When questioned, Racing Louisville’s Executive Vice President of Development James O’Connor — who is now the organization’s president — addressed whether Holly’s termination was linked to any legal wrongdoings.
“I don’t know whether I’d say illegal,” he told reporters at the time. “I don’t know. That’s a sensitive viewpoint … I plead the fifth. I’ll take the attorney line on that.”
U.S. Soccer’s report Monday revealed that Holly was accused of groping and sexually assaulting Racing Louisville player Erin Simon on multiple occasions.
When Dames resigned as coach of the Chicago Red Stars last November, the club issued a press release that reflected the cover-up concerns Yates addressed.
The release, which detailed Chicago’s acceptance of his resignation, included a quote from Dames.

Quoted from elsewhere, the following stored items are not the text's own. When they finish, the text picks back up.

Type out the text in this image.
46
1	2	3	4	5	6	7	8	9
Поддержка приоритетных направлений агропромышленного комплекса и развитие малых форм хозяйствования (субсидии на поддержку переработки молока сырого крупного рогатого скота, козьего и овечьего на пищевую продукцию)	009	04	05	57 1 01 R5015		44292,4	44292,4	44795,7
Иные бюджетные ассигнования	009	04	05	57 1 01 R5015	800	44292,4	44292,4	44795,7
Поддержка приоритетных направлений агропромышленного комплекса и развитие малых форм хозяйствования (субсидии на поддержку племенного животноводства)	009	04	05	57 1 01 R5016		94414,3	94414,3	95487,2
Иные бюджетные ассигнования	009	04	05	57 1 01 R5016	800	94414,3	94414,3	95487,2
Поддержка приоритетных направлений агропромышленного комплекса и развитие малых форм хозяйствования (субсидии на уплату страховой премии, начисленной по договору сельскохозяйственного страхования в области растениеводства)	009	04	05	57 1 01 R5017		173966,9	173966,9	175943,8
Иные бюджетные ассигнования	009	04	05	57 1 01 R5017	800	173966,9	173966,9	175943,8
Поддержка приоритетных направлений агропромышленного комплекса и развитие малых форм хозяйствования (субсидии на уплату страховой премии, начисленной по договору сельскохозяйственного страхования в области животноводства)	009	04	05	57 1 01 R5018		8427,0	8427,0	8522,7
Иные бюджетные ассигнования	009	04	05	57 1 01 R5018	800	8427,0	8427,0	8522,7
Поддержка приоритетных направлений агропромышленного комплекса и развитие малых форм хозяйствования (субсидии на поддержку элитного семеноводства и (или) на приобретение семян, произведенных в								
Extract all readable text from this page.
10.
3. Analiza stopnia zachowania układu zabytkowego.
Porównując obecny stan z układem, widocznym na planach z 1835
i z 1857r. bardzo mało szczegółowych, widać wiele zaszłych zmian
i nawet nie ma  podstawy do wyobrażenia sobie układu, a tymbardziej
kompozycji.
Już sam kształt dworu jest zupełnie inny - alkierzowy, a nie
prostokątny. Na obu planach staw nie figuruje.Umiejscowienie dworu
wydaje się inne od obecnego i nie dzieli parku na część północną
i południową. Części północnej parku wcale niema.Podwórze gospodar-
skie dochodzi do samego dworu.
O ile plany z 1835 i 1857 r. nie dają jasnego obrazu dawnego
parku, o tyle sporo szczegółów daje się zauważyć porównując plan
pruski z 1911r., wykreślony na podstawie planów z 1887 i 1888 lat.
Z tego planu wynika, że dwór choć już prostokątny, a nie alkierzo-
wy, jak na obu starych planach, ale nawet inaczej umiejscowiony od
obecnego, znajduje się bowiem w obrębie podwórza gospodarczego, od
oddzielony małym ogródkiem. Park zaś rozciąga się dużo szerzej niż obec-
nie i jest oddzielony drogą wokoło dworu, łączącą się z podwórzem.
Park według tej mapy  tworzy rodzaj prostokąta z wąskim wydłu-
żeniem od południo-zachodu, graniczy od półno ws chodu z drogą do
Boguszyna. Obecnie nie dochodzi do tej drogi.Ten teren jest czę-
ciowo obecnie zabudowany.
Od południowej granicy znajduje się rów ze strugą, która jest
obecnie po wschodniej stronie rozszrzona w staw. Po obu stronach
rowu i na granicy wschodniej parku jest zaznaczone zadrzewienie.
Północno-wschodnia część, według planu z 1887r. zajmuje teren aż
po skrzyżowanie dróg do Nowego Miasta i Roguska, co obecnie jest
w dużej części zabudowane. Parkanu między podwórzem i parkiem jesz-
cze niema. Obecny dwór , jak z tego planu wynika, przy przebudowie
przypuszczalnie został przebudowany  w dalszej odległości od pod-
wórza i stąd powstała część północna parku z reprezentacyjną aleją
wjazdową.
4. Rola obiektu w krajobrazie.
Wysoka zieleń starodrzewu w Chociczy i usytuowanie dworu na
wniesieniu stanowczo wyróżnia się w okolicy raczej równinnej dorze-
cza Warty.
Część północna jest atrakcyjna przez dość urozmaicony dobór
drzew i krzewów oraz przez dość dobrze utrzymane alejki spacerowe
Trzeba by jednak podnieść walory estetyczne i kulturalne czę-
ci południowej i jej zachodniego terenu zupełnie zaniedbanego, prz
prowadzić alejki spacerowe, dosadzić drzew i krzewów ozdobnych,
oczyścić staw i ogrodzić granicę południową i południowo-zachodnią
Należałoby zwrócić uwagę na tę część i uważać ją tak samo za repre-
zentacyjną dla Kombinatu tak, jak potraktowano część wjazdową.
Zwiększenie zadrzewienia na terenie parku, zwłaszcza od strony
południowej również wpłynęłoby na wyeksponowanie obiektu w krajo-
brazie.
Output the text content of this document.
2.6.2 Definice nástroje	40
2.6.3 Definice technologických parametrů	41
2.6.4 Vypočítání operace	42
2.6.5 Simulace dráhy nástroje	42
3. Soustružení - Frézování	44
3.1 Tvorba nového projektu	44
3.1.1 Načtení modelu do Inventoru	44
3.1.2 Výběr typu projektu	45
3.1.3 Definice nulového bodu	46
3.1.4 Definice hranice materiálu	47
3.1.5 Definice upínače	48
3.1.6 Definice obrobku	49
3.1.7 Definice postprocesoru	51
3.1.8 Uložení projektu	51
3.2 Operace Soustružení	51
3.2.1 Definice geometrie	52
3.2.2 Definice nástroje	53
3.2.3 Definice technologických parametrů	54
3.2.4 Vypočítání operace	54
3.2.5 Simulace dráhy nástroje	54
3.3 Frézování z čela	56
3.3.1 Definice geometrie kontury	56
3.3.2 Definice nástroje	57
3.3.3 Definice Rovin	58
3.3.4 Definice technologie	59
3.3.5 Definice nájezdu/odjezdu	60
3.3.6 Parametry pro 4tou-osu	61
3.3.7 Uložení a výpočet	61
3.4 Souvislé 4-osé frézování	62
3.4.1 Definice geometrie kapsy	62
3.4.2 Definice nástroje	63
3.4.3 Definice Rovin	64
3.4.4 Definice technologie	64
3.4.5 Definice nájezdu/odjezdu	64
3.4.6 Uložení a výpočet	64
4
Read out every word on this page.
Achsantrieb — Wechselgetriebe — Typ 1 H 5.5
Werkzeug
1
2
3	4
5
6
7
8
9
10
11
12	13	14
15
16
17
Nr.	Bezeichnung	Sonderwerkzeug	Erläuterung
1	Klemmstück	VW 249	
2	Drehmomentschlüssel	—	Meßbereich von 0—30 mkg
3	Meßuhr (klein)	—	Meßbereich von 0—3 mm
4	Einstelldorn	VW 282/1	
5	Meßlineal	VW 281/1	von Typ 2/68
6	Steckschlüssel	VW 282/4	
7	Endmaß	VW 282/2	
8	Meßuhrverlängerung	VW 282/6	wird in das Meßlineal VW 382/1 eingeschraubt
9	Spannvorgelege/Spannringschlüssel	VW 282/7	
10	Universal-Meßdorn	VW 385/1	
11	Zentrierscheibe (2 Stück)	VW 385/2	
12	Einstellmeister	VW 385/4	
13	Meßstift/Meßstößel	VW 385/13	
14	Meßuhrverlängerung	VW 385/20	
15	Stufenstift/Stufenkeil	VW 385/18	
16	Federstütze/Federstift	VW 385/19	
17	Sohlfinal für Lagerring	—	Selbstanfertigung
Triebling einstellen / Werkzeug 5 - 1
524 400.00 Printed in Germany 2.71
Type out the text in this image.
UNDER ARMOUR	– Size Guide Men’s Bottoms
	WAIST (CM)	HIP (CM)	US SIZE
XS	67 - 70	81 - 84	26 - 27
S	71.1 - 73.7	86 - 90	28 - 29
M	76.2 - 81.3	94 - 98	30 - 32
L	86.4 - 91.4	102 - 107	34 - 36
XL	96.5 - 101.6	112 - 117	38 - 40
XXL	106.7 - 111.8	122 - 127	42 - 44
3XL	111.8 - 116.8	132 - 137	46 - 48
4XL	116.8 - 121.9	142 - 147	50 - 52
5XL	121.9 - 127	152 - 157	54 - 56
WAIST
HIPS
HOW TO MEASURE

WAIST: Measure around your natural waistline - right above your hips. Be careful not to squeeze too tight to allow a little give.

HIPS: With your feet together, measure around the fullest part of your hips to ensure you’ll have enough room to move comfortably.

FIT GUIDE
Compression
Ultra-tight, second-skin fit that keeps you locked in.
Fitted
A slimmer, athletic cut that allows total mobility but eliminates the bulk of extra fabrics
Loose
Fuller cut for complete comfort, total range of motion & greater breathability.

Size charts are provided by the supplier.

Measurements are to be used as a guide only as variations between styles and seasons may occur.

“For 11 years, I have dedicated myself to help build the Chicago Red Stars into one of the top international clubs,” he said. “Effective today, I’m refocusing my attention to my family and future endeavors, and I am resigning as coach of the Chicago Red Stars. I’d like to thank the Chicago Red Stars organization, the fans and the players who I have had the opportunity to work with in their professional soccer careers. I look forward to watching the Chicago Red Stars and the NWSL continue to grow and evolve while supporting their players.”
The Red Stars organization praised Dames in the release, applauding the consistent play of the club during his tenure.
“Under Rory’s leadership we have been a remarkably consistent and excellent club on the field,” the release said. “We continually evaluate our team and front office environment, and given the dynamic change underway in the league, it is time to begin the next chapter of the Red Stars with a search for new leadership of the team.”
That press release went out less than a day before more details about his departure from the organization came to light, in a Washington Post article written by Molly Hensley-Clancy.
In addition, Yates discussed her concerns that the Portland Thorns, Chicago Red Stars and Racing Louisville all hindered the investigation with various levels of non-compliance, despite outwardly expressing to the public that they were cooperating fully with the investigation.
“We found the pushback that we did receive from some of the teams to be troubling and inconsistent with public statements of their desire to get to the bottom of this,” Yates said. “But we were also respectful of the joint investigation being conducted by the NWSL and the PA, and the fact that they’re going to be looking at this and the fact that the NWSL has the authority to be able to address coaches and coaching misconduct and discipline.”
Cone said that she didn’t think it was “constructive” to talk about individual owners or executives at this point, referring to a question asked about the teams that did not participate fully in the investigation.
“I think the report shows that we have systemic issues beyond one individual,” she said. “Do I wish that everyone had cooperated in the investigation? Of course.”
She also added that further decisions regarding those organizations aren’t entirely up to U.S. Soccer.